The equilibrium constant for the reaction `CO(g)+H_(2)O(g)hArrCO_(2)(g)+H_(2)(g) is 5` how many moles of `CO_(2)` must be added to 1 litre container alrady containing 3 moles each of CO and `H_(2)O` to make 2 M equilibrium conentration of CO?

To solve the problem step by step, we will analyze the given reaction and the equilibrium conditions. **Step 1: Write the balanced chemical equation.** The reaction is: \[ \text{CO(g)} + \text{H}_2\text{O(g)} \rightleftharpoons \text{CO}_2\text{(g)} + \text{H}_2\text{(g)} \] **Step 2: Identify the initial conditions.** We are given: - Initial moles of CO = 3 moles - Initial moles of H2O = 3 moles - Initial moles of CO2 = 0 moles (since we are adding it) - Initial moles of H2 = 0 moles (since no information is given) **Step 3: Define the change in moles at equilibrium.** Let \( x \) be the number of moles of CO2 added. At equilibrium, we want the concentration of CO to be 2 M in a 1 L container.
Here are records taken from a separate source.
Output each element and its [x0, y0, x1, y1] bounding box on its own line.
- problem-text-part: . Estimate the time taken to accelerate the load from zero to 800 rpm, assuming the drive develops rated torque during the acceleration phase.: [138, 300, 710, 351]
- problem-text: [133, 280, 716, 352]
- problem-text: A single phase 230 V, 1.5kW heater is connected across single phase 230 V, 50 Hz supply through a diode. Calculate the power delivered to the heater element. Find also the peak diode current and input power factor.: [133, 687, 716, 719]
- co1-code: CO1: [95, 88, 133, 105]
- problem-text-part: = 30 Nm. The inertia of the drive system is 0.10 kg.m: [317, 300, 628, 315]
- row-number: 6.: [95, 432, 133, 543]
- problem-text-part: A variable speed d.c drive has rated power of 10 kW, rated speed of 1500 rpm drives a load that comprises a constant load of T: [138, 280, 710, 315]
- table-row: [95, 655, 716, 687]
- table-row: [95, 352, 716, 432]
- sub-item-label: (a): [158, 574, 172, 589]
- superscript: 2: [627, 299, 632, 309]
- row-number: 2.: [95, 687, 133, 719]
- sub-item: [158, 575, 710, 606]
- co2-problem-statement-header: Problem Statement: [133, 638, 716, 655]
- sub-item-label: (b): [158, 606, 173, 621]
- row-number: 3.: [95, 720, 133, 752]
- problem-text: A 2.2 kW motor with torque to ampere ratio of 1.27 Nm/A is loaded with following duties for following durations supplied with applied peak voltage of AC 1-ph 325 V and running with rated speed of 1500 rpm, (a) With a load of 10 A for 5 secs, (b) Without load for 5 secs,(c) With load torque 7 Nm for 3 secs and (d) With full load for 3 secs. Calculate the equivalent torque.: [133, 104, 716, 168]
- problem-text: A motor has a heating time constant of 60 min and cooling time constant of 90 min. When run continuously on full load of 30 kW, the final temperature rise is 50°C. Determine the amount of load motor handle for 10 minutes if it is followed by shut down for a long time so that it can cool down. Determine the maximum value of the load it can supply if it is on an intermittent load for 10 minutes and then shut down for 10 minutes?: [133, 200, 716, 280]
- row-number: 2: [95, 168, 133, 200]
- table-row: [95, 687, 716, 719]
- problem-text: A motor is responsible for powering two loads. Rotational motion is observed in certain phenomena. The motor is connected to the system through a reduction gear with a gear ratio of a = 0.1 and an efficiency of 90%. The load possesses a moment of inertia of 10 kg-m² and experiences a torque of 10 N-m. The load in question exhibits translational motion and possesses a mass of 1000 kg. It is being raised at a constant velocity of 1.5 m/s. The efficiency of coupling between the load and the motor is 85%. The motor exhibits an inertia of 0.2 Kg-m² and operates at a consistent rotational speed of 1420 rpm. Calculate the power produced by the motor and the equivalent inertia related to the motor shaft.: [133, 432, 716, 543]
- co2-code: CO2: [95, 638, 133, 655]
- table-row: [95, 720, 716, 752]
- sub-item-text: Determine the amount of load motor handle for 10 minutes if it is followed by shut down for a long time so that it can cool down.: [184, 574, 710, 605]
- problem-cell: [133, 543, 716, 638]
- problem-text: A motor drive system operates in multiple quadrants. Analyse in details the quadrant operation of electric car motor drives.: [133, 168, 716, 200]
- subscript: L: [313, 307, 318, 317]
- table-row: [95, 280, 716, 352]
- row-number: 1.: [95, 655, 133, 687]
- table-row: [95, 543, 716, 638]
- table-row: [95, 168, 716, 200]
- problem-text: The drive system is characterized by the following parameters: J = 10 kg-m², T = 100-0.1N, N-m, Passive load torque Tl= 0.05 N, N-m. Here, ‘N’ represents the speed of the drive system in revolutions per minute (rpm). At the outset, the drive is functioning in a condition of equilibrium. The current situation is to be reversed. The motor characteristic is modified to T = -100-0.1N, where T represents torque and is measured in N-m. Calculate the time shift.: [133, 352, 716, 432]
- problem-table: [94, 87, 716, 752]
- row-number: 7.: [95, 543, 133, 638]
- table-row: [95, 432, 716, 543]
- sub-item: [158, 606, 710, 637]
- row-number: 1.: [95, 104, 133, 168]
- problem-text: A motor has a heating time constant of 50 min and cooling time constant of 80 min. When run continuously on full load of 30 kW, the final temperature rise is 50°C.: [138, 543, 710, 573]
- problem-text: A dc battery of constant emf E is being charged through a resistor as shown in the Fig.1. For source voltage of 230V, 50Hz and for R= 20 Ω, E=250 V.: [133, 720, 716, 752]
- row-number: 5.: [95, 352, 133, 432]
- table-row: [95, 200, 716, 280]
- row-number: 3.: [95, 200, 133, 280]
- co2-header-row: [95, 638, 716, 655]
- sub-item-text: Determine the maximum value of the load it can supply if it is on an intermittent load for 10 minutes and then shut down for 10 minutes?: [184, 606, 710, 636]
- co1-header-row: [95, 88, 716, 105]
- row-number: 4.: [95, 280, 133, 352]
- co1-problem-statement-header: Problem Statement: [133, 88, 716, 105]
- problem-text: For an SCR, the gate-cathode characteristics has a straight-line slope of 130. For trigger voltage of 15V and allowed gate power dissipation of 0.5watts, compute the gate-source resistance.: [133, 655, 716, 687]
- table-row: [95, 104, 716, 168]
Thus: - Moles of CO at equilibrium = 2 moles - Moles of H2O at equilibrium = 3 - 1 = 2 moles (since 1 mole of H2O reacts) - Moles of CO2 at equilibrium = \( x + 1 \) (1 mole formed from the reaction) - Moles of H2 at equilibrium = 1 mole (1 mole formed from the reaction) **Step 4: Set up the equilibrium expression.** The equilibrium constant \( K_c \) is given by: \[ K_c = \frac{[\text{CO}_2][\text{H}_2]}{[\text{CO}][\text{H}_2\text{O}]} \] Substituting the equilibrium concentrations: \[ K_c = \frac{(x + 1)(1)}{(2)(2)} = \frac{x + 1}{4} \] Given \( K_c = 5 \): \[ \frac{x + 1}{4} = 5 \] **Step 5: Solve for \( x \).** Multiply both sides by 4: \[ x + 1 = 20 \] Subtract 1 from both sides: \[ x = 19 \] **Conclusion:** To achieve an equilibrium concentration of 2 M for CO, we need to add **19 moles of CO2** to the container.